二者択一の国民投票によって国家の行く末を決定して良いのか?

イギリスのEU離脱を巡る国民投票が23日夜(日本時間24日朝)に開票され、(法的拘束はないものの)EU離脱多数という結果に終わった。ここで考えたいのは、国家の重要な行く末を二者択一の直接選挙である国民投票の議題としても良いのかというものである。

今日、民主主義の国家は間接民主主義が中心である。これは国民が選挙によって議員を選出し、代表者である議員が国の政策の方針を話し合い決定するというものである。一方、今回の国民投票というものは国民が国の政策を直接選挙で決定する直接民主主義である。確かに、民主制確立の礎となったアテネ民主制の成立の過程においては、制限があったものの直接民主主義が始まりであった。しかし、他の要因も考えられるが、これは結局扇動政治家による衆愚政治により崩壊したともいえる。歴史は繰り返すというが、イギリスにおける今回の選挙もこれと同様なのではないか。

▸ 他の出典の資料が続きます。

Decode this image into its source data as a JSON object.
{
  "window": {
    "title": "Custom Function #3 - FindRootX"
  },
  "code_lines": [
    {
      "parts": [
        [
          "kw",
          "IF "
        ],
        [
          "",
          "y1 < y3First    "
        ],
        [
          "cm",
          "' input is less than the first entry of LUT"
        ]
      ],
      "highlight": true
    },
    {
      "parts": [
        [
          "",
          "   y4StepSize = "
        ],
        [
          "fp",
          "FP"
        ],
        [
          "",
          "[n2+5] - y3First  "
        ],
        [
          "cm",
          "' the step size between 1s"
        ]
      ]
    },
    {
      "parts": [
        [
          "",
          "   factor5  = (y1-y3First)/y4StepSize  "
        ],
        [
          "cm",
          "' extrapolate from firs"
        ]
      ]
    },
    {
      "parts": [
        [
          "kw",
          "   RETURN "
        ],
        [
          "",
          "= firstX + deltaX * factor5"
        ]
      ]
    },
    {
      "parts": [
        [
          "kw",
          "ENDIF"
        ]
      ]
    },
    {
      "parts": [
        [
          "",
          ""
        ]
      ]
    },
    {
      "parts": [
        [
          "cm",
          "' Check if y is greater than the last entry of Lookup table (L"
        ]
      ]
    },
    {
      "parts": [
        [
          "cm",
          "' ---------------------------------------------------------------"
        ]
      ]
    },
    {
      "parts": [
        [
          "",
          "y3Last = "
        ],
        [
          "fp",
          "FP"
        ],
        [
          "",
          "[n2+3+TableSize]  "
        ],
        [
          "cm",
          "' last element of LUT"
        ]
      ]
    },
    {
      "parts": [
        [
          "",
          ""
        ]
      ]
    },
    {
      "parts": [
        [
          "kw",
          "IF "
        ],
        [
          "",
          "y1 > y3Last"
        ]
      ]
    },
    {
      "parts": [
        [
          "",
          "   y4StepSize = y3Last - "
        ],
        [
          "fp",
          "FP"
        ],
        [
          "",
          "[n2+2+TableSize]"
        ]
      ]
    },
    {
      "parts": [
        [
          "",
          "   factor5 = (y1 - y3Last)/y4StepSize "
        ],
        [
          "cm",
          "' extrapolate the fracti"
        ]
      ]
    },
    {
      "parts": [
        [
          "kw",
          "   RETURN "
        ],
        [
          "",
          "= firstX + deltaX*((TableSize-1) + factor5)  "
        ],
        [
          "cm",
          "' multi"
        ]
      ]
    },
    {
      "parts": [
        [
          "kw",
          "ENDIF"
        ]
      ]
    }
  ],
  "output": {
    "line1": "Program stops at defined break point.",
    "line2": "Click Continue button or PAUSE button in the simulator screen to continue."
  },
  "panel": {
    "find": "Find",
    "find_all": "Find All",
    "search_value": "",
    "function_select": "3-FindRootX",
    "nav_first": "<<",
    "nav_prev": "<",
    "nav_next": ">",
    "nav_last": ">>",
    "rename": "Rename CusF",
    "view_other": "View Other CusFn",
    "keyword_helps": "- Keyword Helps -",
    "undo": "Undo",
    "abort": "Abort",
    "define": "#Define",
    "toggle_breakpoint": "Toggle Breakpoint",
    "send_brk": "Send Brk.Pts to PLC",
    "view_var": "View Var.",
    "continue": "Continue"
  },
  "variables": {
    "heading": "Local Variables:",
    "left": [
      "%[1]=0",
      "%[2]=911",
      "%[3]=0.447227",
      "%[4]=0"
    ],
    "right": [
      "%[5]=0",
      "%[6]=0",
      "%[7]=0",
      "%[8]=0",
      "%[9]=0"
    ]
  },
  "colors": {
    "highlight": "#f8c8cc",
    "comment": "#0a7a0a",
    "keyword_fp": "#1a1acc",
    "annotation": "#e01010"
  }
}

直接選挙ということは国民一人一人平等に国の行く末を決定するという裁量権が委ねられていることである。つまり、その時の国民感情によって左右されてしまうことも意味する。国の政策は今回のEU脱退も含めて長期的な視点で考えなければならない議題が数多いと考えられる。それを感情という一過性のものに委ねられて良かったのか。個人的には、長期的な視野で考えなければならないからこそ、二者択一の国民投票ではなく専門家である議員や有識者の意見を交えてじっくりと議論をすすめ決定するべきであったと思う。議員はこれを考えることが仕事であるし、有識者はこういう時のために日々自分の専門分野を研究しているはずである。

最後に、もちろんだが国民が衆愚だから選挙などせずに勝手に決定しろということを言いたいのではない。今回のように国家の重要な岐路を二者択一にして選挙することは必要ないということである。私たち有権者は国の様々な方針を個人的な価値観と照らし合わせて、それを実現してくれる議員に投票するべきである。

今回のBREXITによってどのようにイギリスが変容していくのか、日本を含めた世界の影響も注視していきたい。